2. Will all phone numbers contain the same number of characters?
3. Will all replacement prefixes be the same?
4. Are there other sub-strings that will need to be replaced?
5. Do you need to worry about whether or not a given String matches some other String or pattern before doing the replacement?

I could go on, but you get the idea.

Making Some Assumptions

Since we don't have full specifications, let's put some assumptions in place to make this easier. Here are some of the assumptions I'm making in order to provide a solution. The possible solution space will change if these assumptions are invalidated.

1. The prefix to be replaced is neither a fixed string nor a fixed length.
2. The prefix to be replaced is not guaranteed to be unique within the input string.
3. The number of valid digits to be kept may vary in length.
4. The length of the valid right-hand portion of the String (the part after the prefix to be replaced) is either a fixed size or its length is known by the calling method.
5. You want to exclusively use String methods that don't expose regular expressions, whether or not they are implemented as strings or regexp pattern matches under the hood within Ruby's internals.

If these assumptions remain valid, then that leads us to a number of fixed-string and character-based solutions, of which I will propose just one.

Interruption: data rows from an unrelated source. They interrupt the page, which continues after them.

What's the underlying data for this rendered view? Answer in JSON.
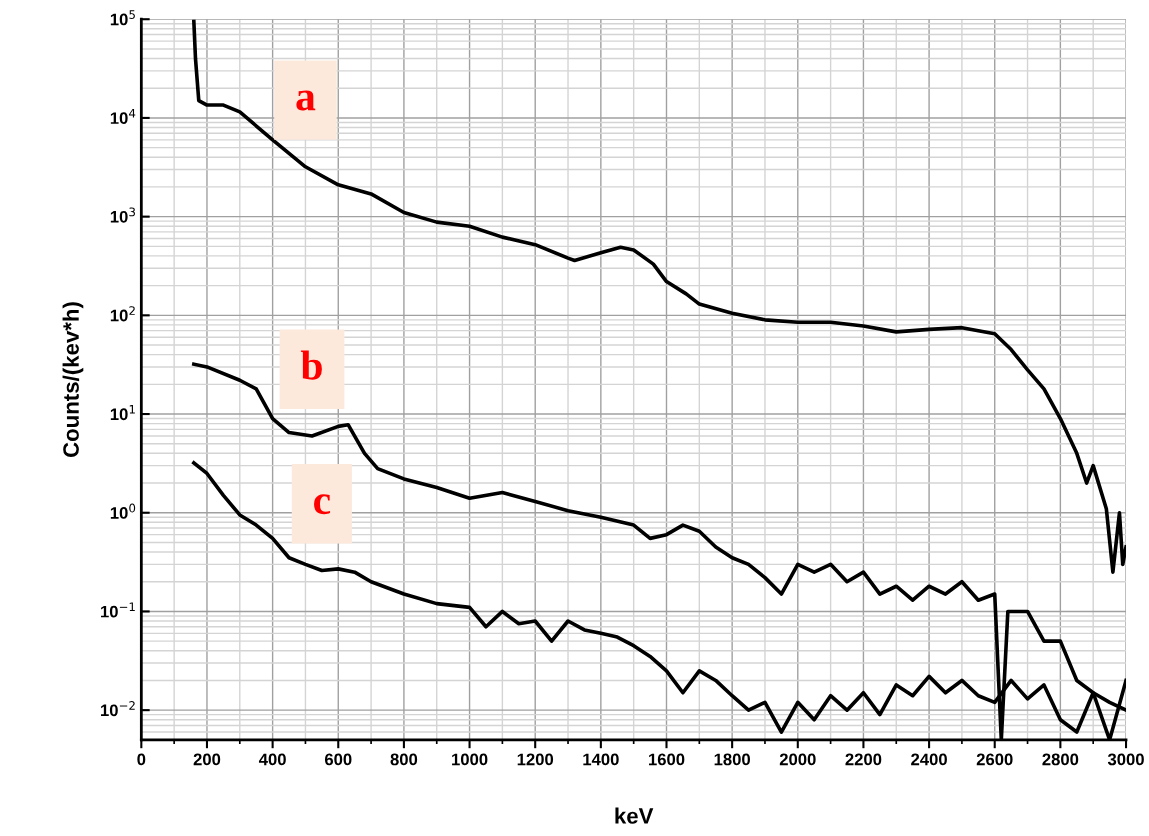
{
  "chart_data": {
    "type": "line",
    "xlabel": "keV",
    "ylabel": "Counts/(kev*h)",
    "log": "y",
    "grid": true,
    "marker": "none",
    "line_style": "solid",
    "xlim": [
      0,
      3000
    ],
    "xticks": [
      0,
      200,
      400,
      600,
      800,
      1000,
      1200,
      1400,
      1600,
      1800,
      2000,
      2200,
      2400,
      2600,
      2800,
      3000
    ],
    "ylim": [
      0.005,
      100000
    ],
    "yticks": [
      {
        "value": 0.01,
        "label": "10$^{−2}$"
      },
      {
        "value": 0.1,
        "label": "10$^{−1}$"
      },
      {
        "value": 1,
        "label": "10$^{0}$"
      },
      {
        "value": 10,
        "label": "10$^{1}$"
      },
      {
        "value": 100,
        "label": "10$^{2}$"
      },
      {
        "value": 1000,
        "label": "10$^{3}$"
      },
      {
        "value": 10000,
        "label": "10$^{4}$"
      },
      {
        "value": 100000,
        "label": "10$^{5}$"
      }
    ],
    "series": [
      {
        "name": "a",
        "color": "#000000",
        "x": [
          160,
          165,
          175,
          200,
          250,
          300,
          400,
          500,
          600,
          700,
          800,
          900,
          1000,
          1100,
          1200,
          1300,
          1320,
          1400,
          1460,
          1500,
          1560,
          1600,
          1660,
          1700,
          1800,
          1900,
          2000,
          2100,
          2200,
          2300,
          2400,
          2500,
          2600,
          2650,
          2700,
          2750,
          2800,
          2850,
          2880,
          2900,
          2940,
          2960,
          2980,
          2990,
          3000
        ],
        "values": [
          95000,
          40000,
          15000,
          13500,
          13500,
          11500,
          6000,
          3200,
          2100,
          1700,
          1100,
          880,
          800,
          620,
          520,
          380,
          360,
          430,
          490,
          460,
          330,
          220,
          165,
          130,
          105,
          90,
          85,
          85,
          78,
          68,
          72,
          75,
          65,
          45,
          28,
          18,
          9,
          4,
          2.0,
          3,
          1.1,
          0.25,
          1.0,
          0.3,
          0.45
        ]
      },
      {
        "name": "b",
        "color": "#000000",
        "x": [
          160,
          200,
          300,
          350,
          400,
          450,
          520,
          600,
          630,
          680,
          720,
          800,
          900,
          1000,
          1100,
          1200,
          1300,
          1400,
          1500,
          1550,
          1600,
          1650,
          1700,
          1750,
          1800,
          1850,
          1900,
          1950,
          2000,
          2050,
          2100,
          2150,
          2200,
          2250,
          2300,
          2350,
          2400,
          2450,
          2500,
          2550,
          2600,
          2620,
          2640,
          2700,
          2750,
          2800,
          2850,
          2900,
          2950,
          3000
        ],
        "values": [
          32,
          30,
          22,
          18,
          9,
          6.5,
          6,
          7.5,
          7.8,
          4,
          2.8,
          2.2,
          1.8,
          1.4,
          1.6,
          1.3,
          1.05,
          0.9,
          0.75,
          0.55,
          0.6,
          0.75,
          0.65,
          0.45,
          0.35,
          0.3,
          0.22,
          0.15,
          0.3,
          0.25,
          0.3,
          0.2,
          0.25,
          0.15,
          0.18,
          0.13,
          0.18,
          0.15,
          0.2,
          0.13,
          0.15,
          0.005,
          0.1,
          0.1,
          0.05,
          0.05,
          0.02,
          0.015,
          0.012,
          0.01
        ]
      },
      {
        "name": "c",
        "color": "#000000",
        "x": [
          160,
          200,
          250,
          300,
          350,
          400,
          450,
          500,
          550,
          600,
          650,
          700,
          800,
          900,
          1000,
          1050,
          1100,
          1150,
          1200,
          1250,
          1300,
          1350,
          1400,
          1450,
          1500,
          1550,
          1600,
          1650,
          1700,
          1750,
          1800,
          1850,
          1900,
          1950,
          2000,
          2050,
          2100,
          2150,
          2200,
          2250,
          2300,
          2350,
          2400,
          2450,
          2500,
          2550,
          2600,
          2650,
          2700,
          2750,
          2800,
          2850,
          2900,
          2950,
          3000
        ],
        "values": [
          3.2,
          2.5,
          1.5,
          0.95,
          0.75,
          0.55,
          0.35,
          0.3,
          0.26,
          0.27,
          0.25,
          0.2,
          0.15,
          0.12,
          0.11,
          0.07,
          0.1,
          0.075,
          0.08,
          0.05,
          0.08,
          0.065,
          0.06,
          0.055,
          0.045,
          0.035,
          0.025,
          0.015,
          0.025,
          0.02,
          0.014,
          0.01,
          0.012,
          0.006,
          0.012,
          0.008,
          0.014,
          0.01,
          0.015,
          0.009,
          0.018,
          0.014,
          0.022,
          0.015,
          0.02,
          0.014,
          0.012,
          0.02,
          0.013,
          0.018,
          0.008,
          0.006,
          0.015,
          0.005,
          0.02
        ]
      }
    ]
  }
}
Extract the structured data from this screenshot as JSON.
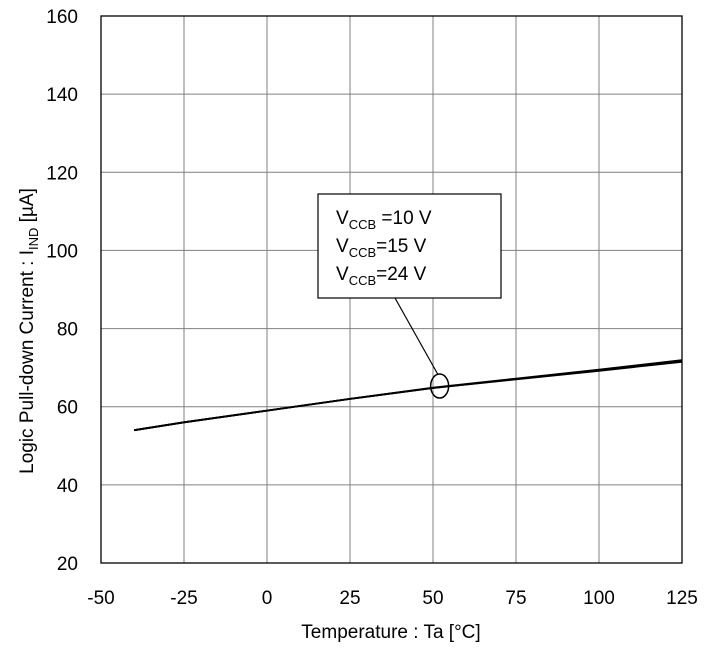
{
  "chart_data": {
    "type": "line",
    "title": "",
    "xlabel": "Temperature : Ta [°C]",
    "ylabel": {
      "main": "Logic Pull-down Current : I",
      "sub": "IND",
      "unit": " [µA]"
    },
    "xlim": [
      -50,
      125
    ],
    "ylim": [
      20,
      160
    ],
    "xticks": [
      -50,
      -25,
      0,
      25,
      50,
      75,
      100,
      125
    ],
    "yticks": [
      20,
      40,
      60,
      80,
      100,
      120,
      140,
      160
    ],
    "xtick_labels": [
      "-50",
      "-25",
      "0",
      "25",
      "50",
      "75",
      "100",
      "125"
    ],
    "ytick_labels": [
      "20",
      "40",
      "60",
      "80",
      "100",
      "120",
      "140",
      "160"
    ],
    "grid": true,
    "series": [
      {
        "name": "VCCB=10 V",
        "x": [
          -40,
          -25,
          0,
          25,
          50,
          75,
          100,
          125
        ],
        "y": [
          54.0,
          56.0,
          59.0,
          62.0,
          64.8,
          67.0,
          69.2,
          71.5
        ]
      },
      {
        "name": "VCCB=15 V",
        "x": [
          -40,
          -25,
          0,
          25,
          50,
          75,
          100,
          125
        ],
        "y": [
          54.0,
          56.0,
          59.0,
          62.0,
          64.8,
          67.1,
          69.4,
          71.7
        ]
      },
      {
        "name": "VCCB=24 V",
        "x": [
          -40,
          -25,
          0,
          25,
          50,
          75,
          100,
          125
        ],
        "y": [
          54.0,
          56.0,
          59.0,
          62.0,
          64.9,
          67.2,
          69.5,
          71.9
        ]
      }
    ],
    "annotation": {
      "lines": [
        {
          "main": "V",
          "sub": "CCB",
          "rest": " =10 V"
        },
        {
          "main": "V",
          "sub": "CCB",
          "rest": "=15 V"
        },
        {
          "main": "V",
          "sub": "CCB",
          "rest": "=24 V"
        }
      ],
      "target": {
        "x": 52,
        "y": 65.3
      }
    },
    "colors": {
      "line": "#000000",
      "grid": "#808080",
      "axis": "#000000"
    }
  }
}
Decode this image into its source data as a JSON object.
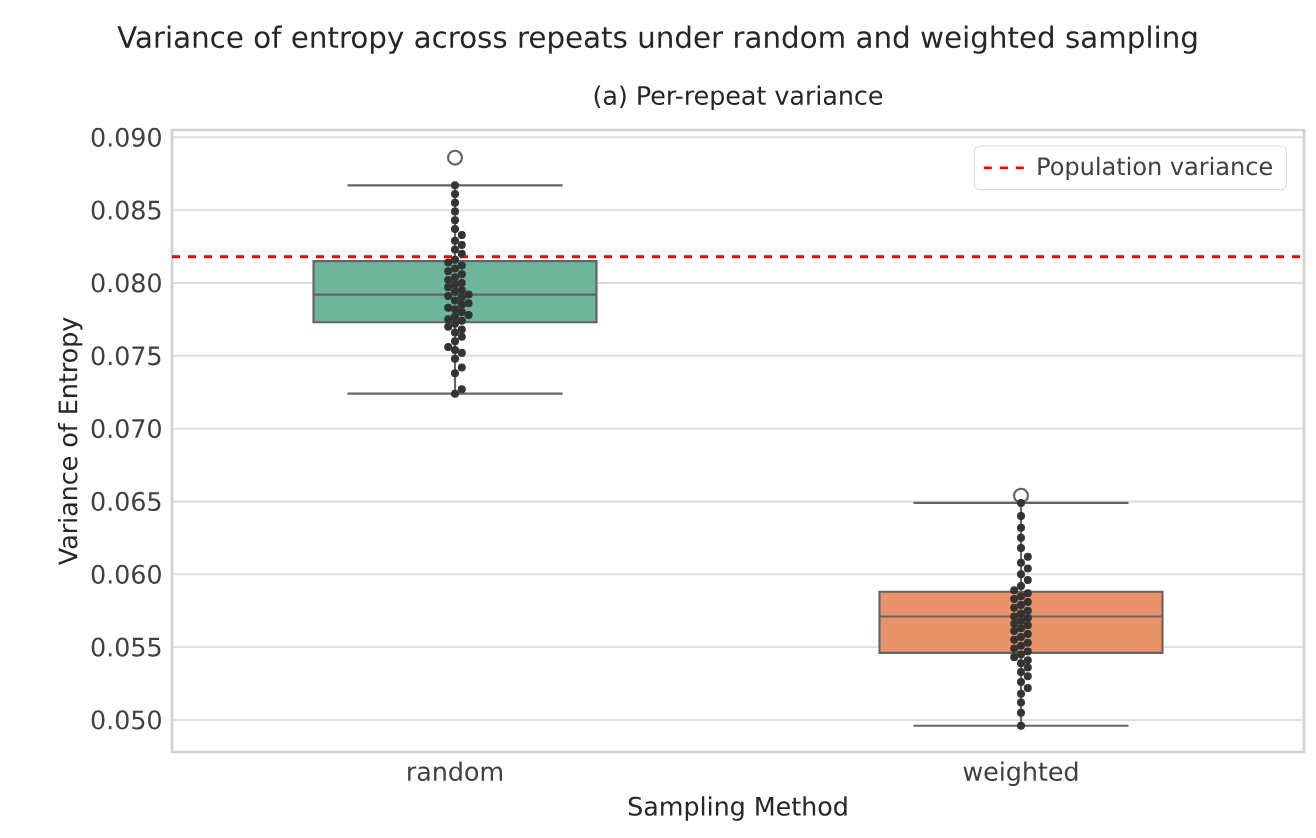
{
  "chart_data": {
    "type": "box",
    "title": "Variance of entropy across repeats under random and weighted sampling",
    "subtitle": "(a) Per-repeat variance",
    "xlabel": "Sampling Method",
    "ylabel": "Variance of Entropy",
    "categories": [
      "random",
      "weighted"
    ],
    "colors": [
      "#6db59b",
      "#e9936b"
    ],
    "boxes": [
      {
        "low": 0.0724,
        "q1": 0.0773,
        "median": 0.0792,
        "q3": 0.0815,
        "high": 0.0867,
        "outliers": [
          0.0886
        ]
      },
      {
        "low": 0.0496,
        "q1": 0.0546,
        "median": 0.0571,
        "q3": 0.0588,
        "high": 0.0649,
        "outliers": [
          0.0654
        ]
      }
    ],
    "series": [
      {
        "type": "scatter",
        "color": "#333333",
        "x": [
          "random",
          "random",
          "random",
          "random",
          "random",
          "random",
          "random",
          "random",
          "random",
          "random",
          "random",
          "random",
          "random",
          "random",
          "random",
          "random",
          "random",
          "random",
          "random",
          "random",
          "random",
          "random",
          "random",
          "random",
          "random",
          "random",
          "random",
          "random",
          "random",
          "random",
          "random",
          "random",
          "random",
          "random",
          "random",
          "random",
          "random",
          "random",
          "random",
          "random",
          "random",
          "random",
          "random",
          "random",
          "random",
          "random",
          "random",
          "random",
          "random",
          "random",
          "random",
          "weighted",
          "weighted",
          "weighted",
          "weighted",
          "weighted",
          "weighted",
          "weighted",
          "weighted",
          "weighted",
          "weighted",
          "weighted",
          "weighted",
          "weighted",
          "weighted",
          "weighted",
          "weighted",
          "weighted",
          "weighted",
          "weighted",
          "weighted",
          "weighted",
          "weighted",
          "weighted",
          "weighted",
          "weighted",
          "weighted",
          "weighted",
          "weighted",
          "weighted",
          "weighted",
          "weighted",
          "weighted",
          "weighted",
          "weighted",
          "weighted",
          "weighted",
          "weighted",
          "weighted",
          "weighted",
          "weighted",
          "weighted",
          "weighted",
          "weighted",
          "weighted",
          "weighted",
          "weighted",
          "weighted"
        ],
        "values": [
          0.0724,
          0.0727,
          0.0738,
          0.0742,
          0.0748,
          0.0752,
          0.0754,
          0.0756,
          0.076,
          0.0763,
          0.0766,
          0.0768,
          0.077,
          0.0772,
          0.0774,
          0.0775,
          0.0777,
          0.0778,
          0.078,
          0.0782,
          0.0783,
          0.0785,
          0.0786,
          0.0788,
          0.079,
          0.0791,
          0.0792,
          0.0794,
          0.0795,
          0.0797,
          0.0799,
          0.08,
          0.0802,
          0.0804,
          0.0806,
          0.0808,
          0.081,
          0.0812,
          0.0814,
          0.0816,
          0.082,
          0.0823,
          0.0826,
          0.0829,
          0.0833,
          0.0837,
          0.0843,
          0.0849,
          0.0855,
          0.0861,
          0.0867,
          0.0496,
          0.0505,
          0.0512,
          0.0518,
          0.0522,
          0.0526,
          0.053,
          0.0533,
          0.0536,
          0.0539,
          0.0541,
          0.0543,
          0.0545,
          0.0547,
          0.0549,
          0.0551,
          0.0553,
          0.0555,
          0.0557,
          0.0559,
          0.0561,
          0.0563,
          0.0565,
          0.0566,
          0.0568,
          0.057,
          0.0571,
          0.0573,
          0.0575,
          0.0577,
          0.0579,
          0.0581,
          0.0583,
          0.0585,
          0.0587,
          0.0589,
          0.0592,
          0.0596,
          0.06,
          0.0604,
          0.0608,
          0.0612,
          0.0618,
          0.0625,
          0.0632,
          0.064,
          0.0649
        ]
      }
    ],
    "ref_lines": [
      {
        "axis": "y",
        "value": 0.0818,
        "label": "Population variance",
        "color": "#ff0000",
        "line_style": "dashed"
      }
    ],
    "ylim": [
      0.0478,
      0.0905
    ],
    "yticks": [
      {
        "value": 0.05,
        "label": "0.050"
      },
      0.055,
      {
        "value": 0.06,
        "label": "0.060"
      },
      0.065,
      {
        "value": 0.07,
        "label": "0.070"
      },
      0.075,
      {
        "value": 0.08,
        "label": "0.080"
      },
      0.085,
      {
        "value": 0.09,
        "label": "0.090"
      }
    ],
    "grid": "y",
    "legend": "top right"
  }
}
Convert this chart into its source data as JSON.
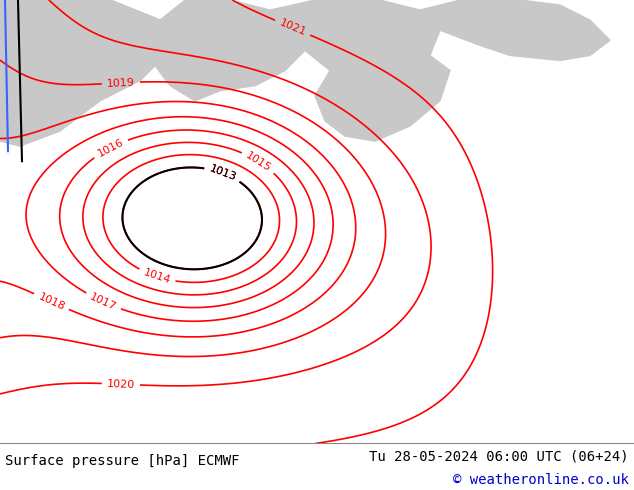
{
  "bottom_left_text": "Surface pressure [hPa] ECMWF",
  "bottom_right_text": "Tu 28-05-2024 06:00 UTC (06+24)",
  "copyright_text": "© weatheronline.co.uk",
  "bg_color": "#c8e89a",
  "sea_color": "#c8c8c8",
  "isobar_color_red": "#ff0000",
  "isobar_color_black": "#000000",
  "text_color_bottom": "#000000",
  "text_color_copyright": "#0000cc",
  "font_size_bottom": 10,
  "fig_width": 6.34,
  "fig_height": 4.9,
  "dpi": 100
}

Other solutions are possible, so your mileage may vary.

Fixed-String Solution with Replacement Prefix

Here's a solution that is reasonably flexible, and is based solely on slicing the input string by a defined trailing length rather than pattern matching.

# Return a String containing a phone number with
# a new prefix prepended to a suffix of defined
# length.
#
# @param str [String] a phone number with a
#   suffix of +sfx_len+ valid digits
# @param sfx_len [Integer] suffix length is the
#   negated absolute value of the number of
#   characters extracted from the right-most
#   side of +str+
# @param prefix [String] new country code that
#   will be prepended to the trimmed +str+
# @raise [TypeError] when trying to append to 
#   +prefix+ when +str[]+ returns nil; for
#   example, this will happen if the +sfx_len+
#   exceeds the number of characters in +str+
# @return [String] modified phone number with
#   prefixed with a new country code
def apply_prefix str, sfx_len=9, prefix="+44"
  prefix + str[-(sfx_len.abs)..-1]
end

apply_prefix "045723456789"
#=> "+44723456789"

Other solutions using String#delete_prefix are also possible, but such solutions don't fit our current set of assumptions. Neither does String#sub, even with a fixed-string pattern, unless you can guarantee that the same pattern of characters would never appear later in the phone number and thus could avoid using regular expression atoms for anchoring. The proffered solution doesn't require anchoring per se, but it does require that the caller knows how many characters in str will be considered valid in the event that the default suffix length of 9 is not always correct.

Answer 3

I would likely do something like what @Cary Swoveland already suggested but another option is to use partition:

def prefixer(str, ch, replace)
  "#{replace}#{str.partition(ch)[1, 2].join}"
end

prefixer("045723456789", "7", "+44")
#=>  "+44723456789"

prefixer("045123456789", "7", "+44")
#=>  "+44789"

prefixer("045123456189", "7", "+44")
#=>  "+44"

I'm obviously making a lot of assumptions, particularly as to what should happen if ch isn't the 4th character in and what should happen if ch doesn't exist in the string at all.